Q1. Using an ECOLOGICAL FRAMEWORK, identify and explain the SOCIAL/BEHAVIORAL factors that may be contributing to the high incidence and prevalence of meningococcal meningitis in this community.
1. One of the elements that might have made these people have and spread meningococcal meningitis could be the individual or interpersonal factors. They include knowledge and attitudes of people towards the disease. Probably, these people do not have enough knowledge on how to prevent meningitis from spreading greatly. They also do not know the vaccination methods.
2. Relationships are also some of the major social factors affecting the high prevalence of the disease in the community. They include relations between families, friends, acquaintances, and other members of social networks, including all the people with whom the individuals at risk interact. Therefore, these relationships greatly affect people’s behaviors in relation to health.
3. The religion of the people can also affect their behavior, as well as their beliefs and social norms. For instance, some religions may not believe in vaccination, and it would make the spread of the disease greater.
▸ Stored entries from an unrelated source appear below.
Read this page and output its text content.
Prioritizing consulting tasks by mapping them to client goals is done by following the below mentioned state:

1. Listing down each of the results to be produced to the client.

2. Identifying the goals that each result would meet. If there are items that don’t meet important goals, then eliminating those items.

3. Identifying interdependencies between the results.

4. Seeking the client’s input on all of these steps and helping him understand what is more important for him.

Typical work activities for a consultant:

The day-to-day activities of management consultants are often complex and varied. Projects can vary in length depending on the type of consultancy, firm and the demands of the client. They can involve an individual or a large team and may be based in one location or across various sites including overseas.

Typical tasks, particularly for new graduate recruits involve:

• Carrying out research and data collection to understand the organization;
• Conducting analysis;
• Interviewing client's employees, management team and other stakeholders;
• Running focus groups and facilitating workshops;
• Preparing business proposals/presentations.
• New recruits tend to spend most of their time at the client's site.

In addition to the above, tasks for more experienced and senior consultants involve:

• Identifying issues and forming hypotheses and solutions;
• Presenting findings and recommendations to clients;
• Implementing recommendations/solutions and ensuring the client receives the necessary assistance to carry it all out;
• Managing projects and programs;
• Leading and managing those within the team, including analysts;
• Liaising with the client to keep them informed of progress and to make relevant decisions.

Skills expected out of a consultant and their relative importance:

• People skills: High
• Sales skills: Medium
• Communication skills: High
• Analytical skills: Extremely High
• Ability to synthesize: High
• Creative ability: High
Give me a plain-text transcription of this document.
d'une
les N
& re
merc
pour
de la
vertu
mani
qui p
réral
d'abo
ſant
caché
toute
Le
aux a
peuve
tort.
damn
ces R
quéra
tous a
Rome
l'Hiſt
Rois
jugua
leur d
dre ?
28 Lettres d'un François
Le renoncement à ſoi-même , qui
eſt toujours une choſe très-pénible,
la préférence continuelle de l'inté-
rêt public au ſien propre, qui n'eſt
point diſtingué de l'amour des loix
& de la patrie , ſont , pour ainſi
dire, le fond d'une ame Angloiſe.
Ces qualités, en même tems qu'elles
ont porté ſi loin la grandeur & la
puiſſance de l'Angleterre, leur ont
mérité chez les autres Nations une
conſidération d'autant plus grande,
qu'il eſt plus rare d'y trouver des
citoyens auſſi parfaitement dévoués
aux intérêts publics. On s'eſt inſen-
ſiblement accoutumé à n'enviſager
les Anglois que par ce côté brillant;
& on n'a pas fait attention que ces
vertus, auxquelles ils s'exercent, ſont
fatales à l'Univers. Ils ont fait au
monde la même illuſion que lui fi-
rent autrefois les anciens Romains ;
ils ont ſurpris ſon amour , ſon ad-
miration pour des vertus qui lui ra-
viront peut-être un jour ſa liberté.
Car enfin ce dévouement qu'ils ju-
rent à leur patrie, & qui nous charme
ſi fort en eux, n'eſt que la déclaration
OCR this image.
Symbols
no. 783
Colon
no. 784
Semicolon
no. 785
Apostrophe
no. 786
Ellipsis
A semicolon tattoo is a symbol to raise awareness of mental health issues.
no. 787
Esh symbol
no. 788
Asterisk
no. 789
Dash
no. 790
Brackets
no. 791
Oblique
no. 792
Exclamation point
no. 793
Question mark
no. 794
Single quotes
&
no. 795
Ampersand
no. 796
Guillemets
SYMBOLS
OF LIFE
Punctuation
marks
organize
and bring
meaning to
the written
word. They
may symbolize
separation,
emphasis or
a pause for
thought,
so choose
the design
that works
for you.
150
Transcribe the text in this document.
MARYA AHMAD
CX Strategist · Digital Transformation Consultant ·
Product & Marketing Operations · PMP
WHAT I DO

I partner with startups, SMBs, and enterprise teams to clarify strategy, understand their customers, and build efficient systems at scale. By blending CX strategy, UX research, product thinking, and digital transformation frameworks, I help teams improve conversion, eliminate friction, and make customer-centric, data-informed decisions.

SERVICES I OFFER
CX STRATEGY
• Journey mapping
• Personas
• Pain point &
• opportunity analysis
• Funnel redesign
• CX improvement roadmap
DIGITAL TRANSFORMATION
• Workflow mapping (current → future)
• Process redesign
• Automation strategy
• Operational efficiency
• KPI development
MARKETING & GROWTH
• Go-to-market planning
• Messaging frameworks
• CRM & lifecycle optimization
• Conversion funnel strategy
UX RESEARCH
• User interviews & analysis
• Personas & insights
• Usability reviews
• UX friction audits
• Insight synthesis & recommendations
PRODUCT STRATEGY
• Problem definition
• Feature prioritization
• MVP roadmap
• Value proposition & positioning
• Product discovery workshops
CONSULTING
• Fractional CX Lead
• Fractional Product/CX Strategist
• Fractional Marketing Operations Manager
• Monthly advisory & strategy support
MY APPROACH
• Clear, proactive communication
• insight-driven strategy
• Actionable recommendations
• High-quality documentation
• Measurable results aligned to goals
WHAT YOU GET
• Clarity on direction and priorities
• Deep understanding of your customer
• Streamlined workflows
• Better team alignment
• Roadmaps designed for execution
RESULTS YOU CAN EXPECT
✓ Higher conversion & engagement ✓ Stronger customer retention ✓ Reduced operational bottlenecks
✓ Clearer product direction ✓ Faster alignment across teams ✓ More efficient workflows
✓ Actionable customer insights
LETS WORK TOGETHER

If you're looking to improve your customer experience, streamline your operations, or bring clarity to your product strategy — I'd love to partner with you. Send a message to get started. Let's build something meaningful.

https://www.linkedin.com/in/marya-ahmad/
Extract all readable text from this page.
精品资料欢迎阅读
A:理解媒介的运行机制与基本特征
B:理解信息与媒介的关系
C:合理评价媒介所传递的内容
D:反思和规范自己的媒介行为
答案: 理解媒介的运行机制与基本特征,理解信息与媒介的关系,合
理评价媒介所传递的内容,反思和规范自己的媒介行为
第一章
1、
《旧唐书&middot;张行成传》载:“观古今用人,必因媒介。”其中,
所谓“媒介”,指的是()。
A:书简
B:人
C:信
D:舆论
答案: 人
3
Therefore, these people should be wisely handled without criticizing their religion, but by explaining to them how important vaccination is.
Q2. Propose (2) TWO interventions using MODELS OF BEHAVIORAL CHANGE that you think will be effective to address (1) ONE of the social/behavioral factors identified in question 1.
1. Interpersonal factors can be addressed with the assistance of the families and close people, who greatly affect people’s behavior when stricken by the disease. For instance, the family can offer therapy and take care of the sick, especially the children. Therefore, parents can be trained on how to handle the sick in order to prevent the spread of meningitis. The community as a whole can also be trained on the same preventive measures just in case the disease strikes some of the family members. In other words, such training will ensure that they are ready to handle the sick and that they are aware of what kind of food to feed them. In addition, they can be taught about the symptoms of the disease so that they can take immediate precaution before the disease spreads.
2. Organizations, government, and various institutions can also help in ensuring that the disease does not spread rapidly. Organizations can greatly influence health since most people spend most of their time in various institutions in the society, including places of work or schools. Therefore, medical staff (nurses and physicians) can visit various institutions in an effort to help ensure the awareness of the disease of these people. Consequently, most of the people in institutions will be well-educated people, and can in turn help greatly to control the spread of the disease. In this regard, they will be made aware of how to treat the infected people in the same institution. Thus, these people are impacted with enough knowledge about the disease, and, therefore, spread the same information to their friends and families. Moreover, doctors should inform the people about vaccination and its importance.
Behavior change and empowerment are two of the approaches that can be used to deal with interpersonal factors. Behavior change kind of approach uses theories to help change people’s behavior through persuasion. The empowerment approach, on the other hand, involves the participation of the victims in the change process.